Fortitude will screen 9.30 Mondays from February 2, The Americans (S3) 8.30 Wednesday from February 25, Banshee (S3) 8.30 Monday from January 12, and Justified (S6) 8.30 Tuesday from January 27.

Also watch for The Honourable Woman, a powerhouse political drama starring Maggie Gyllenhaal, Stephen Rea, Lindsay Duncan and Janet McTeer that will screen 8.30 Sunday from January 4.

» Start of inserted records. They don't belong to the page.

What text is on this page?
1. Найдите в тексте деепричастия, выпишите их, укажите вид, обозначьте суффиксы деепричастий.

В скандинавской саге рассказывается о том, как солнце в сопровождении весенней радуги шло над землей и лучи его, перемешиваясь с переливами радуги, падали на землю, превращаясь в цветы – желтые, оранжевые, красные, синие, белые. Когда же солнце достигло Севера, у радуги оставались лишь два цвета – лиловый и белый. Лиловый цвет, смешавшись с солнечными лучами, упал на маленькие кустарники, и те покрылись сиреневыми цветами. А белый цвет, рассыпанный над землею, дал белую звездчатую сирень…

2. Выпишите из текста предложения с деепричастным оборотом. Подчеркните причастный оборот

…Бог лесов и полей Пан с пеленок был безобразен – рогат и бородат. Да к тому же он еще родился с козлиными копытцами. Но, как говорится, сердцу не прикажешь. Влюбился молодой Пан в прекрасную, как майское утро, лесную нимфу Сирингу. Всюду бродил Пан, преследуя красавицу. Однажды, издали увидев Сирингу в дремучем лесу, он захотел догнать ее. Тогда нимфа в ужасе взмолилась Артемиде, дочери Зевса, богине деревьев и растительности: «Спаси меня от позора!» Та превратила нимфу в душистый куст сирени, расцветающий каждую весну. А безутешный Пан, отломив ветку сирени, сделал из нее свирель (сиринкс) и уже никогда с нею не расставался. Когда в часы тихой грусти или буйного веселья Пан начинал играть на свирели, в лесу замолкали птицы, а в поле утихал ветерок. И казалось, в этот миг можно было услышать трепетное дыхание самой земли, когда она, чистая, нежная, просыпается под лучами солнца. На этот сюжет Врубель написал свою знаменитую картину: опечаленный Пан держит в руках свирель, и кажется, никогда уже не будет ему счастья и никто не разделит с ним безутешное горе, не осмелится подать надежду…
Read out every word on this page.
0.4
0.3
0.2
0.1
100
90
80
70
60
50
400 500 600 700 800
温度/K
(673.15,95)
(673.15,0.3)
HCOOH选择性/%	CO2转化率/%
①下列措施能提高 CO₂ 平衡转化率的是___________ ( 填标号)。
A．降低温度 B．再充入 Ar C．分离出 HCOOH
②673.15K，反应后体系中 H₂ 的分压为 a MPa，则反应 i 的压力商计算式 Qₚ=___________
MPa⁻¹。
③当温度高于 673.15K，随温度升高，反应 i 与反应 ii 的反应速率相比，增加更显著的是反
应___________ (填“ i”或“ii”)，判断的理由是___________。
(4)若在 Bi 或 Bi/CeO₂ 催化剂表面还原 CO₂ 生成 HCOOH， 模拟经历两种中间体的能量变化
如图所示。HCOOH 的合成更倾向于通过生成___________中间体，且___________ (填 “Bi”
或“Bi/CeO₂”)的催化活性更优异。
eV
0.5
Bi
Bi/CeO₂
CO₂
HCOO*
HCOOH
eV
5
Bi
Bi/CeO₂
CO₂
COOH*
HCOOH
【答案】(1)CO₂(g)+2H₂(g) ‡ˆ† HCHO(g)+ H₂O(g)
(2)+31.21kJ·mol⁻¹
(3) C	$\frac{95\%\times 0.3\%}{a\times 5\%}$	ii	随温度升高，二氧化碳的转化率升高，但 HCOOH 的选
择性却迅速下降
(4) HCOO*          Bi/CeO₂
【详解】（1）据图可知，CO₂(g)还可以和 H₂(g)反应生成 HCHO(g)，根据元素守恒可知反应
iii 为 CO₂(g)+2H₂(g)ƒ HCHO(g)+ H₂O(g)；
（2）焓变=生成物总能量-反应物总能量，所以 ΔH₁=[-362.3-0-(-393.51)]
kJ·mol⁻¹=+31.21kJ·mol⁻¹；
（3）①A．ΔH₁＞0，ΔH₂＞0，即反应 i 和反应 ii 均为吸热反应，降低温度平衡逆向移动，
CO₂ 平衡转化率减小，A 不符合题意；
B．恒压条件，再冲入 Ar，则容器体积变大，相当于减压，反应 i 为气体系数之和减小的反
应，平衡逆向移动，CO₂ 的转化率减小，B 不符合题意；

Written and directed by BAFTA winner Hugo Blick (The Shadow Line), the eight-part spy thriller was highly acclaimed on both sides of the Atlantic:

  • “a spectacularly well-constructed story–intricate, dense, demanding and rewarding–about loyalty, deception, forgiveness and revenge” (The Hollywood Reporter);
  • “an astute, sensitive and at times delicate psychological drama” (New York Times);
  • unlike most thrillers, it has put women, instead of (action) men, centre stage; engaged seriously and sensitively with one of the most confounding political pigsties of modern times, the Israeli-Palestinian conflict; and told its story painstakingly slowly” (The Telegraph).